FACTS AND PROCEDURAL HISTORY
On July 21, 1997, the motorcycle the Markleys were riding was hit by a car driven by Whitaker. The Markleys were both seriously injured. David suffered a broken leg and ankle and an injury to his foot. He was unable to continue working as a millwright. Lisa's injuries were more serious. She had internal injuries, a fractured tibia and pelvis, and extensive damage to the urogenital and rectal area. She required numerous surgeries and was unable after the accident to have sexual intercourse or bear children.
Whitaker left the scene. Earlier that evening Whitaker had attended the opening of an Outback restaurant in Muncie where he had drinks. There was conflicting testimony as to his level of intoxication when he left Outback. Whitaker then proceeded to a bar called Van's, where he had more drinks. There was conflicting testimony as to whether the drinks he consumed at Van's contained alcohol. Whitaker left Van's between 10:30 and 11:00 p.m. and hit the Markleys on his way home.
The Markleys sued Outback in 1999, alleging Outback served alcohol to Whitaker when he was visibly intoxicated. Outback served interrogatories on the Markleys asking them to identify evidence on which they would rely on the issue of Whitaker's visible intoxication and to provide the names of persons with actual knowledge on that issue.
The Markleys' response included several names, but did not mention Patrice Roysdon,
who served drinks to Whitaker. Roysdon was a server employed by Outback, and she knew Whitaker. The response indicated the interrogatory would be supplemented as discovery proceeded.

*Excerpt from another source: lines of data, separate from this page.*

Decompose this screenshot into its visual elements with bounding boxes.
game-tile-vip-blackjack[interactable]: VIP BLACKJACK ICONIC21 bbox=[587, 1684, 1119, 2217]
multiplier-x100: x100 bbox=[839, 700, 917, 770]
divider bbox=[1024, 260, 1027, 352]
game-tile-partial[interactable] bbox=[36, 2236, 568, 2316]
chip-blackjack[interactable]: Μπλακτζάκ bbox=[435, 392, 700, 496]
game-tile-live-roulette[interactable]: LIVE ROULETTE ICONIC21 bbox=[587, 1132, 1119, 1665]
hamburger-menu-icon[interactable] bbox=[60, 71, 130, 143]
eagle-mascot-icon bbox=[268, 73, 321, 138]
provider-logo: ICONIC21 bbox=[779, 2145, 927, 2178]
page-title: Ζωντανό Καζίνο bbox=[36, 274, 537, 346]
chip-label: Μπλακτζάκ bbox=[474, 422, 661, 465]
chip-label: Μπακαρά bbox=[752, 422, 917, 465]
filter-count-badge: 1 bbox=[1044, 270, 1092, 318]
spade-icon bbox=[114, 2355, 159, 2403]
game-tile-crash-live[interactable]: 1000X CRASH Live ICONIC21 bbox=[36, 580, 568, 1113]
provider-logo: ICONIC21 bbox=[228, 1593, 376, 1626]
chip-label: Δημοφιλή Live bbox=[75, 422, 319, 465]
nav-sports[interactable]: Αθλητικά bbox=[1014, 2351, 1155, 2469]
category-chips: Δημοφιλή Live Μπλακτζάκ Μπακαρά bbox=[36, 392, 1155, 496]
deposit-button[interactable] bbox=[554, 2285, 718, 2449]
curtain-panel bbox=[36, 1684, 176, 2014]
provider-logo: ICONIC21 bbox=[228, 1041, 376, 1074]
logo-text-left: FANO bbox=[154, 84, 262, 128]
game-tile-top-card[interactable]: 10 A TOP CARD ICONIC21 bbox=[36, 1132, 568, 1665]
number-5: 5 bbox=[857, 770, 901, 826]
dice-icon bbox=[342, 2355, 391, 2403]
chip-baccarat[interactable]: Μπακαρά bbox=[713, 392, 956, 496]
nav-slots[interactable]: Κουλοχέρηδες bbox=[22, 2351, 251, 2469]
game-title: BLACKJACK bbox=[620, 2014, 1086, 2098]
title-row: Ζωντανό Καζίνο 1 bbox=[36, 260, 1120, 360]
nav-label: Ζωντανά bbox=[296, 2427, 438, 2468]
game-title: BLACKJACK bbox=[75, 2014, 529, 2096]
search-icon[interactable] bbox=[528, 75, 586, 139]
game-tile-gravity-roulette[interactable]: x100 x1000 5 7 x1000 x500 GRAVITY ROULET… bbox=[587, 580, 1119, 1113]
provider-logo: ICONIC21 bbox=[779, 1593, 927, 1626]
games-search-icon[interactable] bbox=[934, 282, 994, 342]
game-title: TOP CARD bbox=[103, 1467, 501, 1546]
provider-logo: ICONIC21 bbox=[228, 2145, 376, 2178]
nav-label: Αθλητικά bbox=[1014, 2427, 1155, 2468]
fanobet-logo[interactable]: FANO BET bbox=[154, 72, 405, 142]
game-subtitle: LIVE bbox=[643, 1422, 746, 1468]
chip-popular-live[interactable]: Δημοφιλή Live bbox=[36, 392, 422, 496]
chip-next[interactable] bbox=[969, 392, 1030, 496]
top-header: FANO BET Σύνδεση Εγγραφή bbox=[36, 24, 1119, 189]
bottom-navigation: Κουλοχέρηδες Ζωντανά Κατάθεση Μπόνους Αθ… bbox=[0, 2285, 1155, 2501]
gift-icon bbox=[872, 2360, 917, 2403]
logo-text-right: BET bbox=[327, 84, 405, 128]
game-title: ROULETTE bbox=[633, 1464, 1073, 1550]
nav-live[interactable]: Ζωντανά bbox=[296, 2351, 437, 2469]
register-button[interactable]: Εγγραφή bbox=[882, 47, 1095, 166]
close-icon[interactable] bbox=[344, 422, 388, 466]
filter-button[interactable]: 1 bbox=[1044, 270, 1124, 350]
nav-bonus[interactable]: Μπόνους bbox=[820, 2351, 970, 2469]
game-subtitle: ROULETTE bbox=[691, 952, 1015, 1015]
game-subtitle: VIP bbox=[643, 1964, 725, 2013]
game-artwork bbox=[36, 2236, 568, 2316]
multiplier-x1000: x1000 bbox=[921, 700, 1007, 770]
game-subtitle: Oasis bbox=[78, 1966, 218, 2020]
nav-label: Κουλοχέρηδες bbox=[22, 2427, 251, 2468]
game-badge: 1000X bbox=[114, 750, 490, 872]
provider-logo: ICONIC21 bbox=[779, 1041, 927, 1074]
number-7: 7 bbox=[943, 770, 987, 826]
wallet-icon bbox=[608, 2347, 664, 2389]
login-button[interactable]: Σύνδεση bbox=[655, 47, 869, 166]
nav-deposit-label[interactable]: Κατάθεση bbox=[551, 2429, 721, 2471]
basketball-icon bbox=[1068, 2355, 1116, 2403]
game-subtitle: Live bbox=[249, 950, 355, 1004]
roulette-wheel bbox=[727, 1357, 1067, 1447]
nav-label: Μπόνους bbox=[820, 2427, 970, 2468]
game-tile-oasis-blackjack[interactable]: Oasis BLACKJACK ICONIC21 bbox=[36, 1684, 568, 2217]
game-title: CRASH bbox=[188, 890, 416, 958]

In a post-trial deposition, Roysdon testified she told the Markleys' counsel in 1997, about a month after the accident, that she thought Whitaker was visibly intoxicated. The Markleys' counsel confirmed, both during the deposition and in a teleconference with the court during the deposition, that Roysdon had made that statement in 1997. In its motion to dismiss Outback's motion for relief from judgment, the Markleys' counsel stated Roysdon "shortly after [the accident], advised counsel for the Plaintiffs that William Whitaker was intoxicated when he was served alcohol at Outback." (Appellants' App. at 460) (emphasis in original).